My wife is not blind, but I have run this identical scenario with her in case I have a heart attack or stroke or something.
Step 1: Put the car into neutral. Since the engine is still running, brakes and electronics will still work. Both our cars have typical automatic gear shifts and will go into neutral by simply pushing it forward out of drive.
Step 2: Activate emergency brake. Both our cars have mechanical handbrakes which are able to be activated from the center console. Some cars have e-brakes which are to the other side of the driver and cannot be reached by a passenger.
Step 3: Activate hazard flashers. Both of our cars hazard flasher switches are on the dash, and are reachable by the passenger, but our older truck had the switch on top of the steering column.
Step 4: Call 911 and hope for the best.
All of these should be possible in the majority of vehicles for most people who are legally blind, as long as they know where the controls are located. On the Ridgeline both the hazard and the gearshift are in those locations, I am not sure where the e-brake is located, most likely the driver footwell left side, so the passenger would not have access.
I am unsure if drivers safety aids will still function in N, but that is easy to test yourself.

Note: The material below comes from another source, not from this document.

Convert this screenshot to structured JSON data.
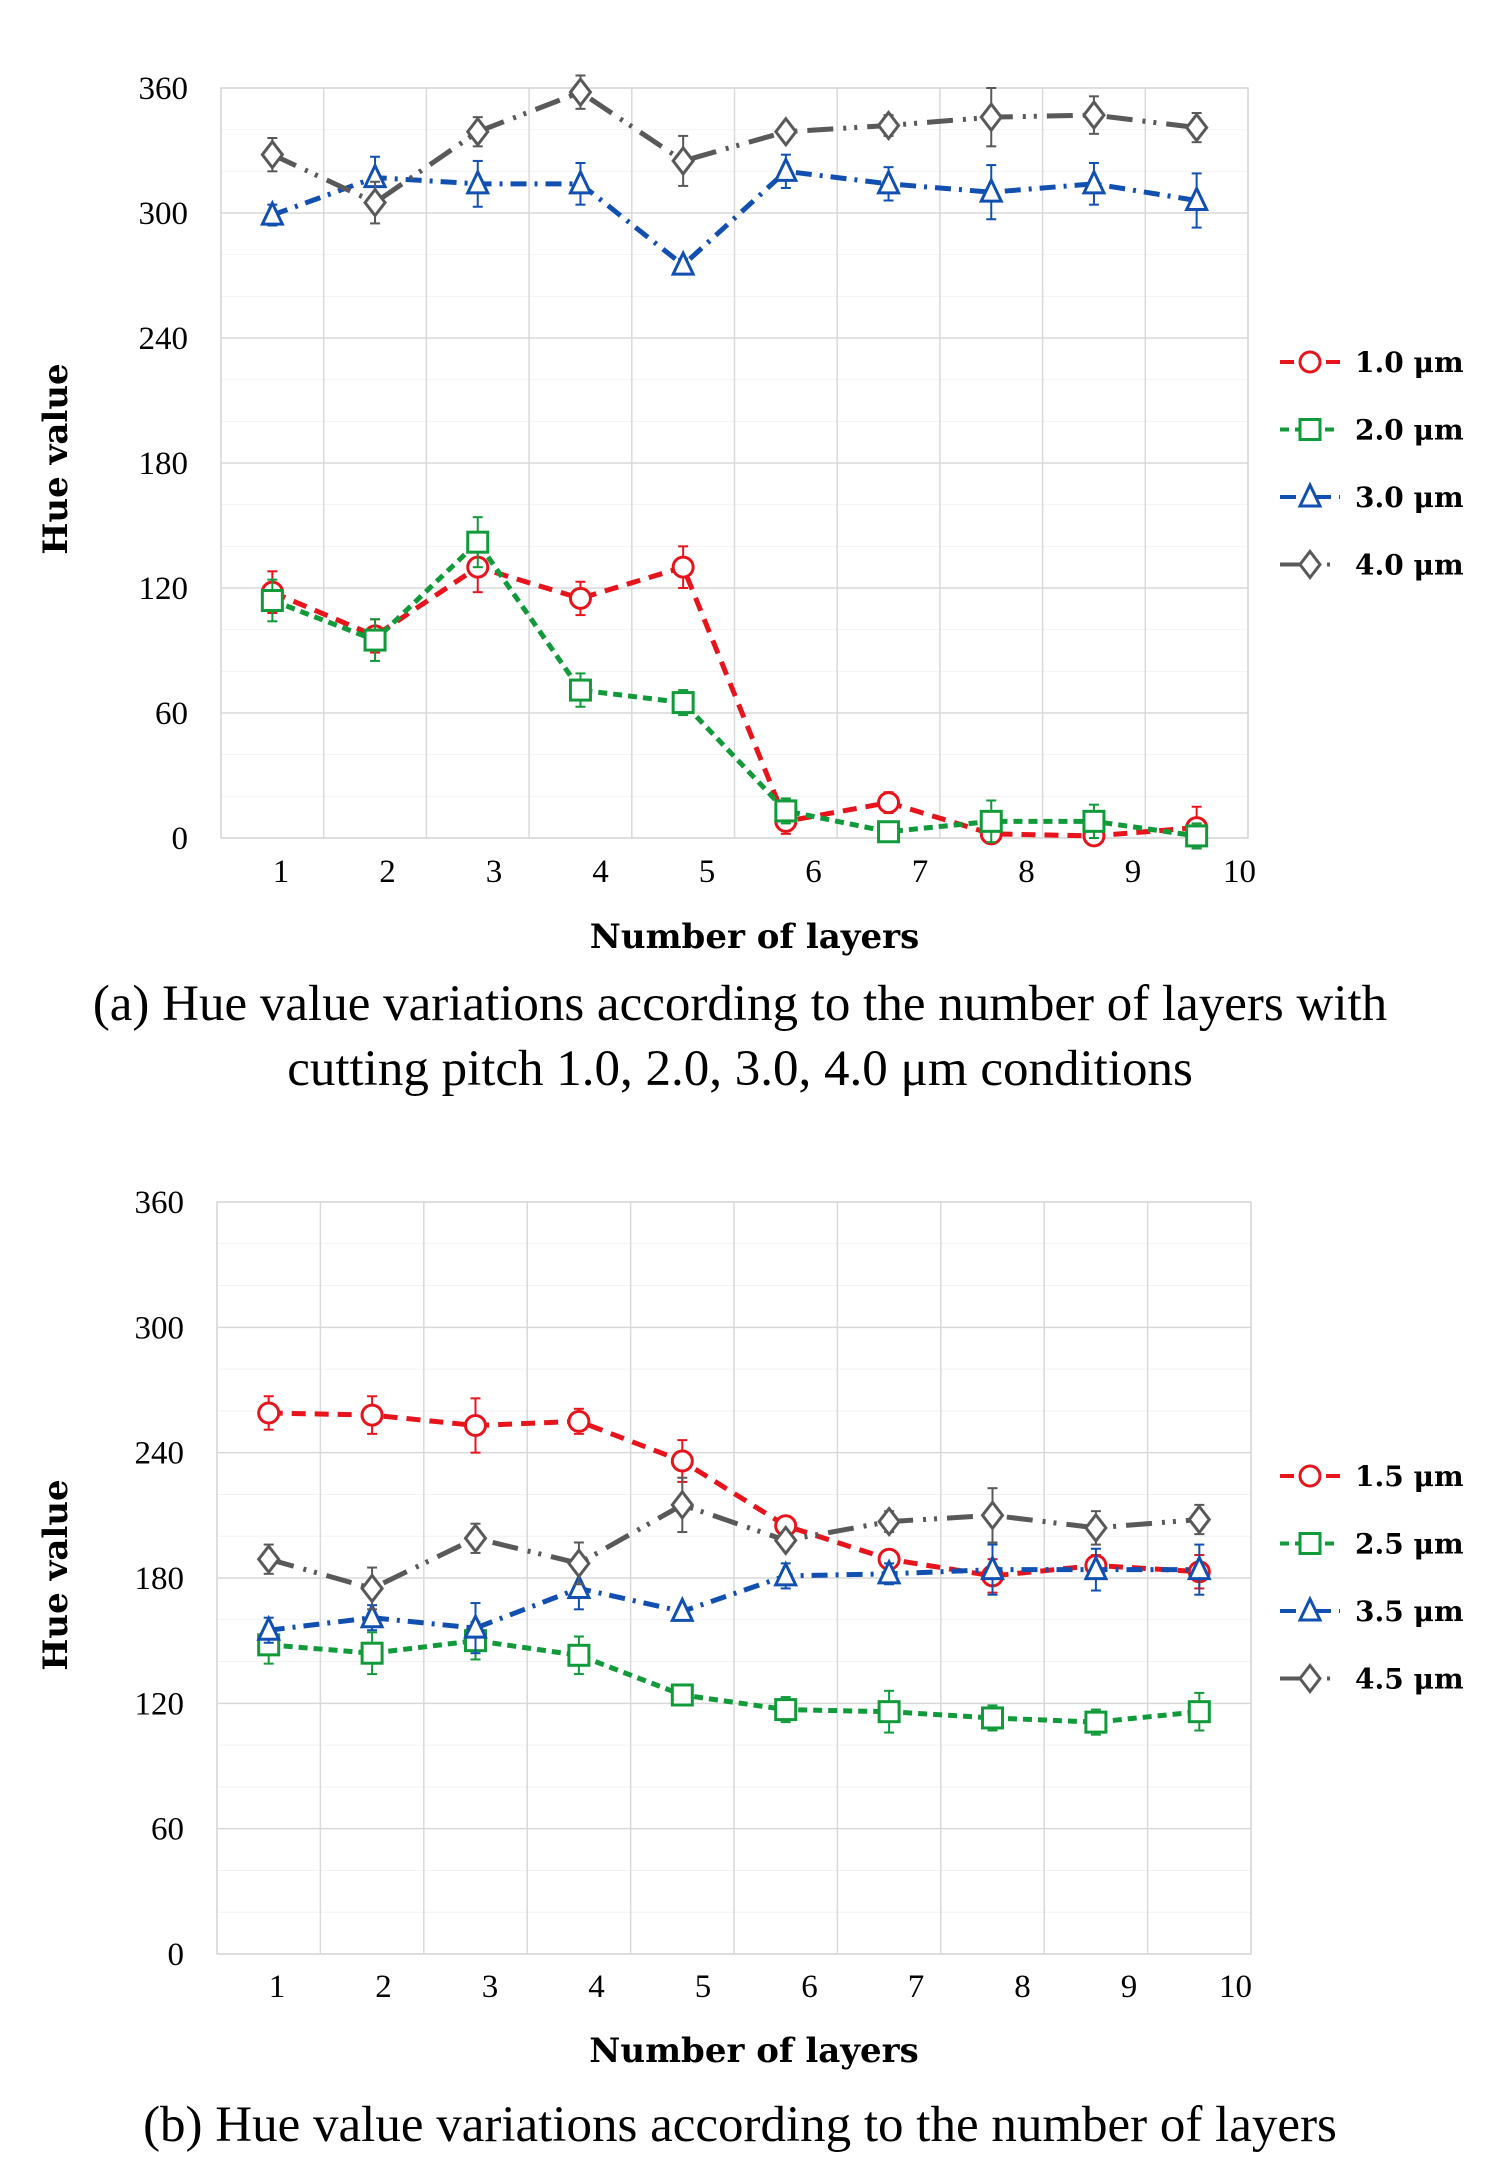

It would not be safe to attempt to put the car into park at high speed. Most likely the transmission would ignore that attempt for safety reasons, but if it did lock the park pawl it could cause an uncontrolled spin of the vehicle.
Edit to address comments on e-brake
Most cars on the road have an emergency brake that connects a cable to a drum brake on the rear axle, and some have an electronic "park brake" that is not an emergency brake.
For cars with a typical "hand brake" type emergency brake, these apply increasing brake force the harder they are pulled. A locking ratchet will keep the brake at that position until it is released. In my car, 1 click on the ratchet will not actually apply the brakes due to the free travel of the cable and mechanism, but it will turn on the brake lights. This is important because drivers behind you will have a visual cue as to your intentions before they can see the car is slowing down. Additional clicks on the ratchet provide increasing levels of brake force to the rear axle only, and allow safe and stable deceleration once you reach the correct click.
One of the reasons why hazard flashers is the 3rd step after neutral and brake, it that it is much faster to blindly slow the car down than it is to find the hazard flasher, a small button which may be flush with the dash. The time it takes to find the button, then slow down the car, may allow over 1000 feet of additional travel, potentially towards stopped or cross traffic.
For cars with electronic park brakes, some of them may work in an emergency. I think I tried that on a Mazda SUV, and it provided adequate brake force to slow the car down in a safe and stable manner. However not all cars may respond this way, you should be aware of how yours does ideally during a safe test drive at a dealer.